In our research, we were surprised to learn that chocolate was introduced to Japan as early as 1614 following Japanese feudal lord Masamune Date’s trade mission to Seville, Spain. Creating sweets for the imperial family since the 16th century, the famed confectionary house Toraya has for centuries included chocolate as regular ingredient in their desserts such as the thickly jellied yokan flavoured with adzuki red beans and sweetened cacao. Royce, one of Japan’s leading chocolatiers, pioneered the technique of nama choko which is essentially a Japanese style of truffle made from mixture of melted chocolate and heavy cream. At the 2011 Salon du Chocolat in Paris, patissiers Susumu Koyama garnered titles with chocolates that incorporate ingredients such as fermented tofu or kuro shichimiseven-spice powder. Sadaharu Aoki, another prominent chocolatier, have made sweets incorporating matcha green tea, black sesame and sansho pepper flavours.
Ice cream made its first known debut in Asia circa the 7th century, enjoyed by King Tang of Shang in China. This frozen concoction made from fermented buffalo, cow and goat milk had little resemblance to the well-loved modern day treat. It is believed that the explorer, Marco Polo, introduced Chinese techniques for of making ice cream back to Italy where sherbets and milk ices became fashionable. However, quibbling over the origins of ice cream misses the point. This dessert is an example of how culinary ideas are passed from one culture to another so that they develop into unique iterations of culturally universal foods. In other words, neither the West nor the East can really claim ownership; we all scream for ice cream as the saying goes.
Many Asian countries have variant of an ice dessert which does not include cream or eggs, and instead relies on sweet syrups and condiments to flavour crushed or shaved ice. Ice kachang from Malaysia is one example where grated ice is packed into a ball with aloe vera jelly, red beans, sweet corn and attap chee (palm seeds) with brightly-coloured syrup and condensed poured on top. For Taiwanese tsua bing , a snowy mound of finely shaved ice is covered by a combination of fruit, sweet beans, tapioca, sweetened nuts, jellies or other toppings mixed with condensed milk to create the slushy texture of ice milk. The Korean patbingsu is yet another variant of shaved ice with a different mix of toppings.
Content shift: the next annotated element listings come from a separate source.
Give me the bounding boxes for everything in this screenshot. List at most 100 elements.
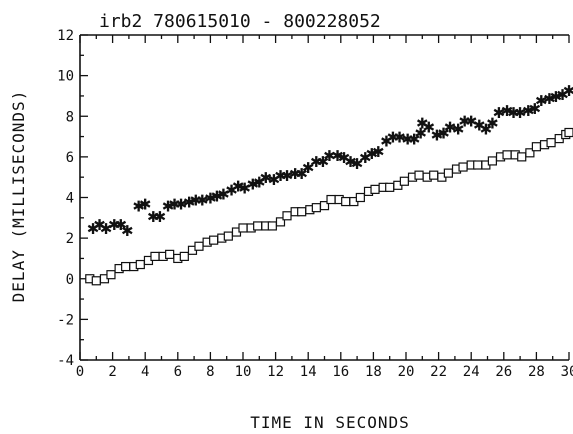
y-tick-label: 0 — [66, 272, 74, 288]
asterisk-point: ✱ — [196, 192, 209, 210]
x-tick-label: 18 — [365, 364, 382, 380]
asterisk-point: ✱ — [493, 104, 506, 122]
x-tick-label: 14 — [300, 364, 317, 380]
x-tick-label: 2 — [108, 364, 116, 380]
square-point — [341, 196, 351, 207]
square-point — [487, 156, 497, 166]
x-tick-label: 0 — [76, 364, 84, 380]
asterisk-point: ✱ — [217, 185, 230, 203]
y-tick-label: 12 — [57, 28, 74, 44]
square-point — [458, 162, 468, 172]
asterisk-point: ✱ — [416, 114, 429, 132]
asterisk-point: ✱ — [501, 102, 514, 120]
square-point — [267, 221, 277, 231]
x-tick-label: 24 — [463, 364, 480, 380]
x-axis-ticks: 024681012141618202224262830 — [76, 35, 573, 380]
x-tick-label: 22 — [430, 364, 447, 380]
asterisk-point: ✱ — [444, 118, 457, 136]
square-point — [223, 231, 233, 241]
asterisk-point: ✱ — [121, 222, 134, 240]
asterisk-point: ✱ — [225, 181, 238, 199]
square-point — [106, 270, 116, 280]
x-tick-label: 28 — [528, 364, 545, 380]
asterisk-point: ✱ — [274, 167, 287, 185]
square-point — [370, 184, 380, 194]
y-tick-label: -2 — [57, 312, 74, 328]
x-tick-label: 4 — [141, 364, 149, 380]
asterisk-point: ✱ — [543, 90, 556, 108]
x-tick-label: 20 — [398, 364, 415, 380]
asterisk-point: ✱ — [387, 129, 400, 147]
asterisk-point: ✱ — [473, 116, 486, 134]
square-point — [414, 170, 424, 180]
square-point — [531, 142, 542, 152]
asterisk-point: ✱ — [550, 88, 563, 106]
asterisk-point: ✱ — [317, 153, 330, 171]
asterisk-point: ✱ — [338, 149, 351, 167]
asterisk-point: ✱ — [238, 179, 251, 197]
asterisk-point: ✱ — [204, 190, 217, 208]
square-point — [564, 127, 573, 138]
asterisk-point: ✱ — [246, 175, 259, 193]
asterisk-point: ✱ — [414, 125, 427, 143]
square-point — [429, 170, 439, 180]
asterisk-point: ✱ — [465, 112, 478, 130]
asterisk-point: ✱ — [168, 196, 181, 214]
asterisk-point: ✱ — [93, 216, 106, 234]
x-tick-label: 6 — [174, 364, 182, 380]
square-point — [525, 148, 535, 158]
square-point — [275, 217, 286, 227]
square-point — [473, 160, 483, 170]
y-tick-label: 6 — [66, 150, 74, 166]
asterisk-point: ✱ — [310, 153, 323, 171]
square-point — [517, 152, 527, 162]
asterisk-point: ✱ — [514, 104, 527, 122]
asterisk-point: ✱ — [423, 118, 436, 136]
asterisk-point: ✱ — [108, 216, 121, 234]
asterisk-point: ✱ — [408, 131, 421, 149]
y-tick-label: 10 — [57, 69, 74, 85]
square-point — [443, 168, 453, 178]
square-point — [326, 194, 336, 205]
asterisk-point: ✱ — [189, 192, 202, 210]
asterisk-point: ✱ — [380, 133, 393, 151]
asterisk-point: ✱ — [175, 196, 188, 214]
asterisk-point: ✱ — [372, 143, 385, 161]
square-point — [502, 150, 512, 160]
square-point — [179, 251, 189, 262]
x-tick-label: 16 — [332, 364, 349, 380]
square-point — [253, 221, 263, 231]
asterisk-point: ✱ — [268, 171, 281, 189]
asterisk-point: ✱ — [132, 198, 145, 216]
asterisk-point: ✱ — [331, 147, 344, 165]
asterisk-point: ✱ — [232, 177, 245, 195]
square-point — [135, 259, 145, 270]
asterisk-point: ✱ — [302, 159, 315, 177]
asterisk-point: ✱ — [393, 129, 406, 147]
square-point — [150, 251, 160, 262]
data-marks: ✱✱✱✱✱✱✱✱✱✱✱✱✱✱✱✱✱✱✱✱✱✱✱✱✱✱✱✱✱✱✱✱✱✱✱✱✱✱✱✱… — [85, 82, 573, 286]
square-point — [385, 182, 395, 192]
asterisk-point: ✱ — [480, 120, 493, 138]
square-point — [91, 276, 101, 286]
square-point — [121, 261, 131, 272]
x-tick-label: 8 — [206, 364, 214, 380]
asterisk-point: ✱ — [535, 92, 548, 110]
square-point — [238, 223, 248, 233]
asterisk-point: ✱ — [289, 165, 302, 183]
asterisk-point: ✱ — [563, 82, 573, 100]
asterisk-point: ✱ — [147, 208, 160, 226]
asterisk-point: ✱ — [87, 220, 100, 238]
asterisk-point: ✱ — [365, 145, 378, 163]
square-point — [355, 192, 365, 203]
x-tick-label: 30 — [561, 364, 573, 380]
y-axis-label: DELAY (MILLISECONDS) — [9, 90, 28, 303]
asterisk-point: ✱ — [139, 196, 152, 214]
asterisk-point: ✱ — [183, 194, 196, 212]
square-point — [399, 176, 409, 186]
asterisk-point: ✱ — [260, 169, 273, 187]
asterisk-point: ✱ — [486, 114, 499, 132]
square-point — [165, 249, 175, 259]
x-axis-label: TIME IN SECONDS — [250, 413, 410, 432]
It is deconstructed form of ice cream wherein the ice is merely the vehicle for a myriad of flavours and texture.
These are but a few examples. The dessert culture in Asia has developed differently in each city far beyond that “East-meets-West” cliché. The idea that Cantonese desserts are making a comeback is premised on the notion that these so-called old-fashioned sweets became ever became unpopular to begin with. If anything, love for traditional Asian dessert flavours are and have been stronger than ever, incorporating them as elements of cakes, ice cream, chocolate, or what is generally categorised into Western-style dessert. We invite our readers to think of other examples of desserts and the subtle differences that make them uniquely Asian.